I\'m trying to understand how comprehensions work.

I would like to loop through two lists, and compare each to find differences. If one/or-more word(s) is different,

Answer 1

Like kriegar suggested using sets is probably the easiest solution. If you absolutely need to use list comprehension, I'd use something like this:

list_1 = [1, 2, 3, 4, 5, 6]
list_2 = [1, 2, 3, 0, 5, 6]

# Print all items from list_1 that are not in list_2 ()
print(*[item for item in list_1 if item not in list_2], sep='\n')

# Print all items from list_1 that differ from the item at the same index in list_2
print(*[x for x, y in zip(list_1, list_2) if x != y], sep='\n')

# Print all items from list_2 that differ from the item at the same index in list_1
print(*[y for x, y in zip(list_1, list_2) if x != y], sep='\n')

Answer 2

If you want to compare two lists for differences, I think you want to use a set.

s.symmetric_difference(t)   s ^ t   new set with elements in either s or t but not both

example:

>>> L1 = ['a', 'b', 'c', 'd']
>>> L2 = ['b', 'c', 'd', 'e'] 
>>> S1 = set(L1)
>>> S2 = set(L2)
>>> difference = list(S1.symmetric_difference(S2))
>>> print difference
['a', 'e']
>>> 

one-line form?

>>> print list(set(L1).symmetric_difference(set(L2)))
['a', 'e']
>>> 

if you really want to use a list comprehension:

>>> [word for word in L1 if word not in L2] + [word for word in L2 if word not in L1]
['a', 'e']

much less efficient as the size of the lists grow.

Answer 3

Doing it in "one nice line of code" is code golf, and misguided.

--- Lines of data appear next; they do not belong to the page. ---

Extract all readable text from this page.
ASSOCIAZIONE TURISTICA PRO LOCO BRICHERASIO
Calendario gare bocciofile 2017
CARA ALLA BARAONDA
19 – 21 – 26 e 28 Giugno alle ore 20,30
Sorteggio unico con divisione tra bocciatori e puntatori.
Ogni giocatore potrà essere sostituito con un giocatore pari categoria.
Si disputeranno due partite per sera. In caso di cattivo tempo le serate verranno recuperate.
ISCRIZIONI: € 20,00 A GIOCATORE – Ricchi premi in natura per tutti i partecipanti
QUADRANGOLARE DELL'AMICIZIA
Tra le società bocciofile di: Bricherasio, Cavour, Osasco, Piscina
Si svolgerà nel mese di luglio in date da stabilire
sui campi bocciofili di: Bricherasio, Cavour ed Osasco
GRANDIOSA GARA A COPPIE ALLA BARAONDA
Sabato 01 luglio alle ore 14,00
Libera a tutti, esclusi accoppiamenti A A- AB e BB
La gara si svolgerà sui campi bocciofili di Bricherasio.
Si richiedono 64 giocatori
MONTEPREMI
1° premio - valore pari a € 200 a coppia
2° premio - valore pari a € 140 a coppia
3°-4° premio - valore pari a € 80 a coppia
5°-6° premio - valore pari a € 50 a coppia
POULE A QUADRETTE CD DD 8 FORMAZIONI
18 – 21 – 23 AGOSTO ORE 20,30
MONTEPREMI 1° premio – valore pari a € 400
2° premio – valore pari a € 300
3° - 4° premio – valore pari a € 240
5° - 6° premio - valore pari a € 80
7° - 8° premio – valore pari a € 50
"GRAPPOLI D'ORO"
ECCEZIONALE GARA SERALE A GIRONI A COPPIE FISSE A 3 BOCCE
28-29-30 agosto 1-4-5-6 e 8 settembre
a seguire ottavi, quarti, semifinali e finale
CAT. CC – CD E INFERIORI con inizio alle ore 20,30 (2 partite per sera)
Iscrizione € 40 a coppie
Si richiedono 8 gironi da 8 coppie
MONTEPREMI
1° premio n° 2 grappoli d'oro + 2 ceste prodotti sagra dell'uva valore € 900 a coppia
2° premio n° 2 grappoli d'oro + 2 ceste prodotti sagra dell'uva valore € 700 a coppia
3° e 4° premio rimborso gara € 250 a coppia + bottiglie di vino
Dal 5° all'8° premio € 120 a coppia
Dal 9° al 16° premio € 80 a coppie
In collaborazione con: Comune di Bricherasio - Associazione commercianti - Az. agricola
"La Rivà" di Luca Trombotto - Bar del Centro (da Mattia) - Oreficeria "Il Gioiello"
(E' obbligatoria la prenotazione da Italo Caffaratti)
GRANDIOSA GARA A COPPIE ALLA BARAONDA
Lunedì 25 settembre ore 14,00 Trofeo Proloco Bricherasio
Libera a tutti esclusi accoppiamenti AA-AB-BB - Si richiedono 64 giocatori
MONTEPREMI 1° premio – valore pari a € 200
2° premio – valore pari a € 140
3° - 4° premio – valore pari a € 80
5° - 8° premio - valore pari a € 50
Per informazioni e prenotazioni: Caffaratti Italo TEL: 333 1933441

Make it readable instead.

for a, b in zip(list1, list2):
    if a != b:
       print(a, "is different from", b) 

This is not different in any significant way from this:

[print(a, "is different from", b) for a, b in zip(list1, list2) if a!=b]

Except that the expanded version easier to read and understand than the comprehension.